The priority list for the Oxford and Pfizer vaccines


The priority list for the Oxford and Pfizer vaccines

How will the storage requirements of the Pfizer vaccine affect the programme?

The vaccine must be stored at -70C to be effective, meaning it can only be delivered to GPs with the facilities to keep it at that temperature.

It will be difficult to administer in care homes. Deputy chief medical officer professor Jonathan Van-Tam said: “This is a complex product. It is not a yoghurt that can be taken out of the fridge and put back in several times.”

The vaccine will be rolled out to elderly residents in care homes with more than 50 registered beds in England within the next few weeks.

It is understood the vaccine batches are being broken down into doses of 75, and the focus over the next fortnight will be on elderly residents and staff in homes with more than 50 beds to avoid wastage.

The Oxford vaccine does not need to be stored in such cold conditions – it can be kept at temperatures between 2C and 8C.

This means it could be more mobile than the Pfizer jab and therefore more easily deployed into care homes of varying sizes and into private homes for individual doses.

Experts believe the Oxford jab will be easier to deploy beyond formal healthcare settings, in part because it does not need to be stored at such cold temperatures as the other approved vaccine.

Read more: How the UK will get Pfizer’s Covid vaccine from factory to patient

What other problems does the vaccination programme face?

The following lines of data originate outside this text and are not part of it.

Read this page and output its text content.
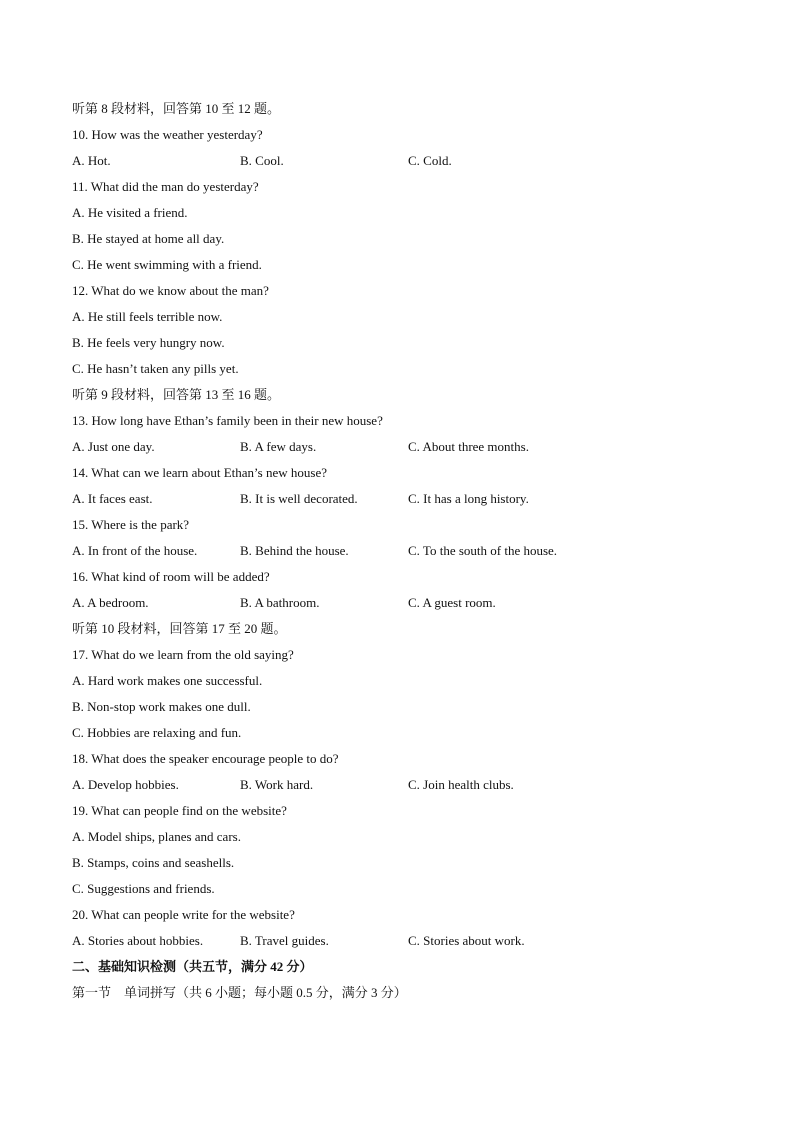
听第 8 段材料，回答第 10 至 12 题。
10. How was the weather yesterday?
A. Hot.	B. Cool.	C. Cold.
11. What did the man do yesterday?
A. He visited a friend.
B. He stayed at home all day.
C. He went swimming with a friend.
12. What do we know about the man?
A. He still feels terrible now.
B. He feels very hungry now.
C. He hasn’t taken any pills yet.
听第 9 段材料，回答第 13 至 16 题。
13. How long have Ethan’s family been in their new house?
A. Just one day.	B. A few days.	C. About three months.
14. What can we learn about Ethan’s new house?
A. It faces east.	B. It is well decorated.	C. It has a long history.
15. Where is the park?
A. In front of the house.	B. Behind the house.	C. To the south of the house.
16. What kind of room will be added?
A. A bedroom.	B. A bathroom.	C. A guest room.
听第 10 段材料，回答第 17 至 20 题。
17. What do we learn from the old saying?
A. Hard work makes one successful.
B. Non-stop work makes one dull.
C. Hobbies are relaxing and fun.
18. What does the speaker encourage people to do?
A. Develop hobbies.	B. Work hard.	C. Join health clubs.
19. What can people find on the website?
A. Model ships, planes and cars.
B. Stamps, coins and seashells.
C. Suggestions and friends.
20. What can people write for the website?
A. Stories about hobbies.	B. Travel guides.	C. Stories about work.
二、基础知识检测（共五节，满分 42 分）
第一节　单词拼写（共 6 小题；每小题 0.5 分，满分 3 分）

On Dec 13, news that up to 40 per cent of care home staff may not have jab sparked new fears that the vaccine roll-out may not be successful. 

This research, from the National Care Association, suggested that as many as 20 per cent of care workers are adamant they won’t receive the jab. Furthermore, 20 per cent of other care workers are unsure and may follow their example. 

Nadra Ahmed, a representative from the charity, revealed that “between about 17 and 20 per cent of staff in-services are saying they definitely won’t have it, and then you have the rest who are waiting to see”.

“So, we are looking at potentially 40 per cent who decide not to have it.”

On December 30, Deputy Chief Medical Officer Professor Jonathan Van Tam said that although people receiving the vaccine would be protected, he could not provide assurance they would not still “pose a hazard” to others in terms of passing on the virus.

“We will know quite quickly within a couple of months the impact of these vaccines on reducing severe illness in the population,” he said.

“We don’t know if the vaccines will reduce transmission but Public Health England have their finger on the pulse.”

What about the new variant of coronavirus? Will the vaccine still protect us against this?

The South African variant of the virus has threatened to undermine the vaccine and testing gains of recent months.

The Medicines and Healthcare products Regulatory Agency (MHRA) is expecting some vaccine tweaks to be needed as it has already begun to look at how quickly an altered jab could be approved, and Matt Hancock has said he is “very worried”.

Sir Patrick Vallance said in a press conference on Jan 5 that it is possible the South African coronavirus variant may have some effect on vaccine effectiveness but is unlikely to “abolish” their effect.

The chief scientific adviser said that a possible change in the virus shape in the variant “theoretically gives it a bit more risk of not being recognised” by the immune system.

“There is nothing yet to suggest that’s the case. This is being looked at very actively,” he said.

Read more: Analysis: Why the South Africa strain is so worrying

The chief executive of BioNTech says the German pharmaceutical company is confident that its coronavirus vaccine works against the UK variant, but further studies are need to be completely sure.

Ugur Sahin said on Dec 22 that “we don’t know at the moment if our vaccine is also able to provide protection against this new variant,” but because the proteins on the variant are 99 per cent the same as the prevailing strains, BioNTech has “scientific confidence” in the vaccine.

Mr Sahin said BioNTech is currently conducting further studies and hopes to have certainty within the coming weeks.

“The likelihood that our vaccine works … is relatively high.” But if needed, “we could be able to provide a new vaccine technically within six weeks,” he added.

On Dec 28, Sage advisor, Sir Jeremy Farrar, announced his concerns that one million Covid-19 vaccinations a week would still not be enough to bring the pandemic under control. 

Mr Farrar said: “We’re not going to be free of this pandemic by February; this is now a human endemic infection.

“If we do manage to hit the target of a million [vaccinated] a week, frankly I don’t think that’s enough to speed that up if we wanted to get the country covered.”

Prof Van Tam stated on December 30 that it would take up to two weeks for scientists to confirm the AstraZeneca and Pfizer vaccines were effective against the new strains of Covid-19.